Piperoxan

Clinical data
- Other names: Benodaine
- Routes of administration: Oral
- ATC code: None;

Identifiers
- IUPAC name 1-(2,3-dihydro-1,4-benzodioxin-2-ylmethyl)piperidine;
- CAS Number: 59-39-2 135-87-5 (hydrochloride);
- PubChem CID: 6040;
- ChemSpider: 5817;
- UNII: 9ZCS27634Y;
- ChEMBL: ChEMBL31836;
- CompTox Dashboard (EPA): DTXSID1046269 ;

Chemical and physical data
- Formula: C_{14}H_{19}NO_{2}
- Molar mass: 233.311 g·mol^{−1}
- 3D model (JSmol): Interactive image;
- SMILES O1c3c(OC(C1)CN2CCCCC2)cccc3;

= Piperoxan =

Chemical compound

Piperoxan, also known as benodaine, was the first antihistamine to be discovered.

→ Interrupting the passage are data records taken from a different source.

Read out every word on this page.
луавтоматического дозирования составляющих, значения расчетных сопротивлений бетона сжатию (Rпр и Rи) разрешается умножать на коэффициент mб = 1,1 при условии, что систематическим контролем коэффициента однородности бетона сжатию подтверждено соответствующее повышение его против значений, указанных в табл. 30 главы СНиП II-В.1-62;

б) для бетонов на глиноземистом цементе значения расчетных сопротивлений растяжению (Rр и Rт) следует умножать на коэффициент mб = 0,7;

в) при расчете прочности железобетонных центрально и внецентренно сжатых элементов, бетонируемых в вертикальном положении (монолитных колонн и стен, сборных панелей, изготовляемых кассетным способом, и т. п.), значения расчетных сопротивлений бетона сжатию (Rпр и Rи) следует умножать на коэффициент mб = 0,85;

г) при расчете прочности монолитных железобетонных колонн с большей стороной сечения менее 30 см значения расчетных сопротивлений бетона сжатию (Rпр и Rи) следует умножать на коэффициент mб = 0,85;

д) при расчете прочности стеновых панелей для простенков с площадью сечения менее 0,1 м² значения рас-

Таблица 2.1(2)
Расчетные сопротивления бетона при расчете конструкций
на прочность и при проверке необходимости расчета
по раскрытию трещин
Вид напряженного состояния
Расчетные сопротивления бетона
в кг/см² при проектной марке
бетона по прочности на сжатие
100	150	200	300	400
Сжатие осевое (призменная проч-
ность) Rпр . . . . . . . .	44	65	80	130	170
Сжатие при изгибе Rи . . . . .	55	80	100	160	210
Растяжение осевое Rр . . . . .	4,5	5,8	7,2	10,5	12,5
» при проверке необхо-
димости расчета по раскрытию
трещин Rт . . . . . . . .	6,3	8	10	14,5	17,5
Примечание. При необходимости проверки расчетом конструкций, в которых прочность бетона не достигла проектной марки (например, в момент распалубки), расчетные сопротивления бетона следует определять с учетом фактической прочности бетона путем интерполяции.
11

This compound, derived from benzodioxan, was prepared in the early 1930s by Daniel Bovet and Ernest Fourneau at the Pasteur Institute in France. Formerly investigated by Fourneau as an α-adrenergic-blocking agent, they demonstrated that it also antagonized histamine-induced bronchospasm in guinea pigs, and published their findings in 1933. Bovet went on to win the 1957 Nobel Prize in Physiology or Medicine for his contribution. One of Bovet and Fourneau's students, Anne-Marie Staub, published the first structure–activity relationship (SAR) study of antihistamines in 1939. Piperoxan and analogues themselves were not clinically useful due to the production of toxic effects in humans and were followed by phenbenzamine (Antergan) in the early 1940s, which was the first antihistamine to be marketed for medical use.

==Synthesis==

Synthesis: Patent:

Condensation of catechol [120-80-9] (1) with epichlorohydrin in the presence of an aqueous base can be visualized as proceeding initially with the epoxide (2) Opening of the oxirane ring by the phenoxide anion then leads to 2-hydroxymethyl-1,4-benzodioxane [3663-82-9] (3). Halogenation with thionyl chloride gives 2-chloromethyl-1,4-benzodioxane [2164-33-2] (4). Displacement of the leaving group by piperidine completed the synthesis of piperoxan (5).